# Questions for OptionsXpress clients



## joe2000 (15 May 2007)

I have an account in OptionsXpress. I have noticed that Funds tranferred must be in USD$ only although I am only going to trade the ASX. Is my account value in USD$ or AUS$?

I am residing in New Zealand. Can I use ACH?

Thank you


----------



## simo (1 January 2008)

Does anyone know how to find market depth on optiosxpress australia..


----------



## sails (1 January 2008)

Simo, I have just had a look to see if I could help you out, but I can't find it either.  I did trade with them for several months, however, I also had an account with another broker which gave me access to WebIress - and I used that for market depth (plus a lot of other useful information not readily found with OX).

While I found them generally good for trading two legged option combos, their website does not appear to update dynamically.  I had to refresh manually or set it up on an automatic periodical refresh, so found WebIress much easier.  

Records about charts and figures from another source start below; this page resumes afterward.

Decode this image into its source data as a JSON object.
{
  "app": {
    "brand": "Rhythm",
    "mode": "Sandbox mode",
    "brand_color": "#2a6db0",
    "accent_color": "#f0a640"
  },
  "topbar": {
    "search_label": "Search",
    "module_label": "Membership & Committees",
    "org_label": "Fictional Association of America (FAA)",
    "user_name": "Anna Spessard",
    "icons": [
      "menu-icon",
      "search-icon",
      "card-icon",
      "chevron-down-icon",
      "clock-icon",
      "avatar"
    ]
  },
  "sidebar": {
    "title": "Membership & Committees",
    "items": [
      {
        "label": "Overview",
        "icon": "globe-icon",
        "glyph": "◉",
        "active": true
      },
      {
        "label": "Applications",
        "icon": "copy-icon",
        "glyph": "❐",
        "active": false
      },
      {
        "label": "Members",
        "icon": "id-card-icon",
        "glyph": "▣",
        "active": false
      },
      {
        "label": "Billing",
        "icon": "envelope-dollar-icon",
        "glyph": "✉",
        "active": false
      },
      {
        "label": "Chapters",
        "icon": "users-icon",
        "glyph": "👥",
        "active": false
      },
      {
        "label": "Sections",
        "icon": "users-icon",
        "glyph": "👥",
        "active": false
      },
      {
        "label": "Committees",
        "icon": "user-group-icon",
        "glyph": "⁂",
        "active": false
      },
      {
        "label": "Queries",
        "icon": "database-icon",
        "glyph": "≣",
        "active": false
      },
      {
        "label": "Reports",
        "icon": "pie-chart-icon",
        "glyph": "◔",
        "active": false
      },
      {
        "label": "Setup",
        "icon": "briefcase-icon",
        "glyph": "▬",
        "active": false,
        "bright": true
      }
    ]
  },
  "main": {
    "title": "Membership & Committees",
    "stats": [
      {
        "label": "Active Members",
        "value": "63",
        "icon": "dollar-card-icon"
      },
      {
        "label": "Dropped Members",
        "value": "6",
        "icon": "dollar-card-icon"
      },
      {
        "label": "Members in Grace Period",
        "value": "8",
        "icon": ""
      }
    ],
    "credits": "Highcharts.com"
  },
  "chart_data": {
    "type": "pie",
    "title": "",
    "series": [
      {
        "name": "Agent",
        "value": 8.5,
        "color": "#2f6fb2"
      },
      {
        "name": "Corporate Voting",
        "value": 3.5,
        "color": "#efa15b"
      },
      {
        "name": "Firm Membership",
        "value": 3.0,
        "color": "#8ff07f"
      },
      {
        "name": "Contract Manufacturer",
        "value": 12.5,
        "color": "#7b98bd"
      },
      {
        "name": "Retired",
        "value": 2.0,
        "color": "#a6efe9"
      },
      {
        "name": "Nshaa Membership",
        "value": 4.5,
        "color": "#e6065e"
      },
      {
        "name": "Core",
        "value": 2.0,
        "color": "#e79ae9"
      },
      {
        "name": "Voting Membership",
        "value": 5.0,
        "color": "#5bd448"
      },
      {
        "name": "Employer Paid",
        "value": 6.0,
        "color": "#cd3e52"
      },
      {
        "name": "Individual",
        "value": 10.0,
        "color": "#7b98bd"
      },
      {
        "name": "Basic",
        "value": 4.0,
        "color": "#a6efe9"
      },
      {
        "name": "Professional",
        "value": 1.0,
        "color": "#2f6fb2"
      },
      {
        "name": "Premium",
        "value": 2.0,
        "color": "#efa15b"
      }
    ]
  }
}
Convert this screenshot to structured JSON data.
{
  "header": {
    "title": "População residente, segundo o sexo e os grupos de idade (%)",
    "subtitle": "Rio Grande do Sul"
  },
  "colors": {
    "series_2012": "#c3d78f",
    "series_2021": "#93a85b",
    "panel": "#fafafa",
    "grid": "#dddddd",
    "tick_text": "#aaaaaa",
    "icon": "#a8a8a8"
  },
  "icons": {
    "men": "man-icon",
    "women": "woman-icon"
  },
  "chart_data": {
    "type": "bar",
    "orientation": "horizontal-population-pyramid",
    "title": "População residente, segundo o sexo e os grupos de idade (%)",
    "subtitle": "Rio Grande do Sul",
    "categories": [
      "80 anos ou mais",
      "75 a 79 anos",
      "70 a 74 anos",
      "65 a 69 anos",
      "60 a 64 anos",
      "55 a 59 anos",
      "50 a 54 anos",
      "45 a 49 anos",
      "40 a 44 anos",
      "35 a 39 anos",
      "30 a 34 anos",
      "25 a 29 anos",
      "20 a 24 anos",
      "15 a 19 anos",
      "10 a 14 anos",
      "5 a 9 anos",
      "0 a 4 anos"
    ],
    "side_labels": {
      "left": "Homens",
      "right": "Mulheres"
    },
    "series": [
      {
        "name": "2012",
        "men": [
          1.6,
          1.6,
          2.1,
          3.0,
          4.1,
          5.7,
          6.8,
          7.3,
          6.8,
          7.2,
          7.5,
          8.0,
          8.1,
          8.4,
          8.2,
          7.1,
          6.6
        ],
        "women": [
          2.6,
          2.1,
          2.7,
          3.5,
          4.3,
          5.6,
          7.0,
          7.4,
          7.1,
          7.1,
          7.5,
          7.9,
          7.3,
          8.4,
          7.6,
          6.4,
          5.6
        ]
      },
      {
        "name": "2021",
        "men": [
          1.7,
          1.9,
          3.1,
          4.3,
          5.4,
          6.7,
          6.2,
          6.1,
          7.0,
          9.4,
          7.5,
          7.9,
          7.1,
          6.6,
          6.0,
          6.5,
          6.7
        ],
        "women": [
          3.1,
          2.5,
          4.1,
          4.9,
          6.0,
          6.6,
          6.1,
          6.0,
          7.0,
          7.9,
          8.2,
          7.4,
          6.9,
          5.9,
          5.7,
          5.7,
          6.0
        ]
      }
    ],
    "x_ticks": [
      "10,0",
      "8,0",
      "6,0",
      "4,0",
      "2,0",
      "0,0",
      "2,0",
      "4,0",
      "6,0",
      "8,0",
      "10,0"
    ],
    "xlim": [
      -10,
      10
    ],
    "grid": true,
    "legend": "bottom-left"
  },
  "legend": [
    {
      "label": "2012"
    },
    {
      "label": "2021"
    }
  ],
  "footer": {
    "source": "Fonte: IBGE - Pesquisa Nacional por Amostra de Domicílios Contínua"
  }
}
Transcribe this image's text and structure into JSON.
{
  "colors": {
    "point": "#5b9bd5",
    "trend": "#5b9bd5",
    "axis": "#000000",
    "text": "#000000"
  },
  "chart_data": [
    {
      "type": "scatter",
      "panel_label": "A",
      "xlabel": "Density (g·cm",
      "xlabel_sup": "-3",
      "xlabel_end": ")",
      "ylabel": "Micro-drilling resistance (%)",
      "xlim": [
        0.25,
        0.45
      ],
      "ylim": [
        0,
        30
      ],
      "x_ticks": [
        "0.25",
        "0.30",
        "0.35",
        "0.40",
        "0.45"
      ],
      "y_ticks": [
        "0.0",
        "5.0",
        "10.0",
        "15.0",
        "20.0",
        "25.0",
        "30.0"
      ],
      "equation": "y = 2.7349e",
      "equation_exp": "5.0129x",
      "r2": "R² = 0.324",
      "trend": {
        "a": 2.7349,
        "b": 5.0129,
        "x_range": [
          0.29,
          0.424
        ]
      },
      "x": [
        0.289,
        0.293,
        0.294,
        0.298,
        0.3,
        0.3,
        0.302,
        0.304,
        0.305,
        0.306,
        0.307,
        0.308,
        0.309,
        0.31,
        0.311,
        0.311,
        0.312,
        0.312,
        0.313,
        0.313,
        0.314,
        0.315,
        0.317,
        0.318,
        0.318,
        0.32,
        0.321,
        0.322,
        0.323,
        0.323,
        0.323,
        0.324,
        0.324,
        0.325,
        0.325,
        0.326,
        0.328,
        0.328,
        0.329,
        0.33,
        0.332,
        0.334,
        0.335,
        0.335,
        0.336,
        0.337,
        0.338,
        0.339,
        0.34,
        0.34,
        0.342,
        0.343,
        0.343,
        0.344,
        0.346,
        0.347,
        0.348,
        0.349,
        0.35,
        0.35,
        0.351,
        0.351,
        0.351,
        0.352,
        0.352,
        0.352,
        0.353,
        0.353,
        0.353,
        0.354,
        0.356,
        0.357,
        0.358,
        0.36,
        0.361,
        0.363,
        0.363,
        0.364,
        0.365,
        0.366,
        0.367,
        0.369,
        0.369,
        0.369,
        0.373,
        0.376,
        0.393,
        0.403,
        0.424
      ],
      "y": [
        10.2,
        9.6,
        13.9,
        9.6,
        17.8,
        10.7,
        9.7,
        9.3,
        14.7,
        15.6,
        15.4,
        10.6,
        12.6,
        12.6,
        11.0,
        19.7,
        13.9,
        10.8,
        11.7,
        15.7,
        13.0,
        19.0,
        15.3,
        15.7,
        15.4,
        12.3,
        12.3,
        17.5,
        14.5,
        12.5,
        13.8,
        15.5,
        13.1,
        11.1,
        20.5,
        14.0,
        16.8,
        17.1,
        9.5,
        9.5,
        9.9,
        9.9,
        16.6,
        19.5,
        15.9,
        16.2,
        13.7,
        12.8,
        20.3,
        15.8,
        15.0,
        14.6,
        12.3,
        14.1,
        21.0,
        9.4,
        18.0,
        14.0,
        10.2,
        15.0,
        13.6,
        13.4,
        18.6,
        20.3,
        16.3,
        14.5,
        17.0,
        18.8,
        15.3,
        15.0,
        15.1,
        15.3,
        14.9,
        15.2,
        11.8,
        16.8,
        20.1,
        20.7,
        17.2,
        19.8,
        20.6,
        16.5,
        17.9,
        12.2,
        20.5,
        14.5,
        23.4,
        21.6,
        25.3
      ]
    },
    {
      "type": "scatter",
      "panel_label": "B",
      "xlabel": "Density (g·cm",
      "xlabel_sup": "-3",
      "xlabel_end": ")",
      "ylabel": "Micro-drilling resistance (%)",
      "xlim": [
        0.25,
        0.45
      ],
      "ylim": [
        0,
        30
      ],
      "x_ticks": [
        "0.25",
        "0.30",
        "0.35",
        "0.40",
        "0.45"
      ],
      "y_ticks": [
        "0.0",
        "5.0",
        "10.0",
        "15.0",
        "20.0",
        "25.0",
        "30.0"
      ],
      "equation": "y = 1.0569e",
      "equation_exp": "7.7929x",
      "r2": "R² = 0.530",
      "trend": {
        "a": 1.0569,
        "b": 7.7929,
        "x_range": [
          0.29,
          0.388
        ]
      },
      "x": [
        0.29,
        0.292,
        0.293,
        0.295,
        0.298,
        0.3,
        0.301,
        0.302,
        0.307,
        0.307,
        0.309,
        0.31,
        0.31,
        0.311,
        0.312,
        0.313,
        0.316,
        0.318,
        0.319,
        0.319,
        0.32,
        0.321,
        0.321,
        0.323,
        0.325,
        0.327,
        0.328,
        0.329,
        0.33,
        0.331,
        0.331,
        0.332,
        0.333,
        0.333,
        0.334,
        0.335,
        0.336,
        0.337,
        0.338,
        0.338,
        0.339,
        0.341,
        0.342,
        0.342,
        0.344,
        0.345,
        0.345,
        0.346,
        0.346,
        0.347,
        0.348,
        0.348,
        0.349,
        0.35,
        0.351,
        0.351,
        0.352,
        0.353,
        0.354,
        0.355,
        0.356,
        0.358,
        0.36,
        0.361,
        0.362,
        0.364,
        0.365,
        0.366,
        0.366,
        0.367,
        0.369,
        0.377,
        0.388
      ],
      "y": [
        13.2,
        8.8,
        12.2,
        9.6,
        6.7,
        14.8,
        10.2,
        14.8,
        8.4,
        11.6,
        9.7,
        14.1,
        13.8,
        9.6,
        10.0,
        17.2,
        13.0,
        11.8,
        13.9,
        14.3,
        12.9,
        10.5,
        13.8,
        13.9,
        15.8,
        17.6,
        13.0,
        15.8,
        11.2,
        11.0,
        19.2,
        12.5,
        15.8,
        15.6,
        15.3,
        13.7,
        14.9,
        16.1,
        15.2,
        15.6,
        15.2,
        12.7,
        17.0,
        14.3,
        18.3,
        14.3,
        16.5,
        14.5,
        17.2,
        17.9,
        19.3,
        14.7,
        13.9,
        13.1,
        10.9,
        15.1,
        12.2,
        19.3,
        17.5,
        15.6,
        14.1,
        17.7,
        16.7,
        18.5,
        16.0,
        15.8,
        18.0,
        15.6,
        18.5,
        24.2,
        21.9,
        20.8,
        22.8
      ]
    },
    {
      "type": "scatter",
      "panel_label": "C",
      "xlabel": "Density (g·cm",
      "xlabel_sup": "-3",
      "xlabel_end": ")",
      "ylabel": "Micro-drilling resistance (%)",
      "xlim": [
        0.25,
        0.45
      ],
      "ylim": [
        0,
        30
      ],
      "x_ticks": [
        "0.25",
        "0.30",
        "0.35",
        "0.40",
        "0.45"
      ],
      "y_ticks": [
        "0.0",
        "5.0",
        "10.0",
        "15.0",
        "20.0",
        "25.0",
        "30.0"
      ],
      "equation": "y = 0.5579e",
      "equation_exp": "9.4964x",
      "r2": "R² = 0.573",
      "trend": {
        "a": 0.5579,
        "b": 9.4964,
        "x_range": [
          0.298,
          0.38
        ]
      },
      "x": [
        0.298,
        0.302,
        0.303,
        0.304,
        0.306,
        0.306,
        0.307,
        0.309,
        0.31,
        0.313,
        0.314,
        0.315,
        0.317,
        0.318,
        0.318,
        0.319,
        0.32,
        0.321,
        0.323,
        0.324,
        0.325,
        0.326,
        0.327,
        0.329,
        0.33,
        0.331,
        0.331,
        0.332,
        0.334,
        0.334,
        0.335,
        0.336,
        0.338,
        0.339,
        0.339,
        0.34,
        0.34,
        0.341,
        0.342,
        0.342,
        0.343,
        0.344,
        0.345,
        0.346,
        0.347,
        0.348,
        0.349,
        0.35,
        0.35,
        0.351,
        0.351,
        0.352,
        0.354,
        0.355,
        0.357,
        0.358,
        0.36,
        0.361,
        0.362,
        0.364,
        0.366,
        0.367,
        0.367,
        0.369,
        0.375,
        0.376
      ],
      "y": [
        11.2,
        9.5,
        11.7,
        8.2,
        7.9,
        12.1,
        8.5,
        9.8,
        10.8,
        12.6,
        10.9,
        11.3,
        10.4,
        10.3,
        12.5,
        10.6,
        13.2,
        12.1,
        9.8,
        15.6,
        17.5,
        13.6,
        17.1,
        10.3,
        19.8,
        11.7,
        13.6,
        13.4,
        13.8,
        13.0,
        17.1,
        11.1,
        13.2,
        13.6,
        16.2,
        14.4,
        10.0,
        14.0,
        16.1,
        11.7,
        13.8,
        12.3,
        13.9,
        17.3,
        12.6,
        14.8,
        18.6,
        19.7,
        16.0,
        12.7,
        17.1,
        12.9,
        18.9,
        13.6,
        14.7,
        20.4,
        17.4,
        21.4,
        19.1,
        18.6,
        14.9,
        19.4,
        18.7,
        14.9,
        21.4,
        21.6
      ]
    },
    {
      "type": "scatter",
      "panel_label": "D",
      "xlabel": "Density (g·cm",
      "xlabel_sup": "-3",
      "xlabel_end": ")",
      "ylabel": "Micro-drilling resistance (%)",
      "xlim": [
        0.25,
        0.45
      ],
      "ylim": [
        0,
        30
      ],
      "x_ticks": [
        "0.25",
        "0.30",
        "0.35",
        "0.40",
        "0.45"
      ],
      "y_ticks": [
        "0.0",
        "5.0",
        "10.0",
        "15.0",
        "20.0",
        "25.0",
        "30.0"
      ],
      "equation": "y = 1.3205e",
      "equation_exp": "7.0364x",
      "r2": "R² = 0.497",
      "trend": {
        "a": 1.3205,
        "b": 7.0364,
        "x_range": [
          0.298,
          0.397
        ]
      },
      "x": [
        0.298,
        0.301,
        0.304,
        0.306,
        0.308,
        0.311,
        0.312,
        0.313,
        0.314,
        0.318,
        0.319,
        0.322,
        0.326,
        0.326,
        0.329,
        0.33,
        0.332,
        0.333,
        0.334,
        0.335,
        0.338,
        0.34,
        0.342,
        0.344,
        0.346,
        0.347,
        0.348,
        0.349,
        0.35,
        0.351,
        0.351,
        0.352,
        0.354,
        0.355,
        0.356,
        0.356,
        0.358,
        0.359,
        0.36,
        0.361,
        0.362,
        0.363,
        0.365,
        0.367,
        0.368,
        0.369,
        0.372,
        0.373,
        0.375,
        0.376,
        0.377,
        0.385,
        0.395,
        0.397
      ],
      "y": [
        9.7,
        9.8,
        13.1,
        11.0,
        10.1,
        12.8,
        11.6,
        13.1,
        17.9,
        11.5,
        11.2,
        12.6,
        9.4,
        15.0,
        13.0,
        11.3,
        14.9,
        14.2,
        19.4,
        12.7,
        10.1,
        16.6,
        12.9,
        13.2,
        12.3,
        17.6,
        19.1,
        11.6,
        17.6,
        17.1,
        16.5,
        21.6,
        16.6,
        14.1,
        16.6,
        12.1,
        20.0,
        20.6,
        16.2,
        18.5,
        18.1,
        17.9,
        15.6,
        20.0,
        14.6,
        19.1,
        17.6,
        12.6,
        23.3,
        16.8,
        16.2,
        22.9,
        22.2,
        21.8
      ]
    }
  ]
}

I will have another look tomorrow when the markets are trading again to see if I can find market depth - otherwise suggest you give OX a call.


----------



## sails (2 January 2008)

I've had another look this morning, but no luck in finding market depth.  I'd say give OX a call or send an email through their website.


----------



## wildmanchris (2 January 2008)

I know some people there - I will find out for you tomorrow morning.


----------



## wildmanchris (3 January 2008)

Apparently they only do it for the US market and not the ASX.  

If you want it for the US market:

Go to the quote tab, then quote detail.  Type in the stock code and once thats in on the far right theres a little hyperlink for "ARCA*".

It will dring up the market depth in a pop up window.

Hope this helps.


----------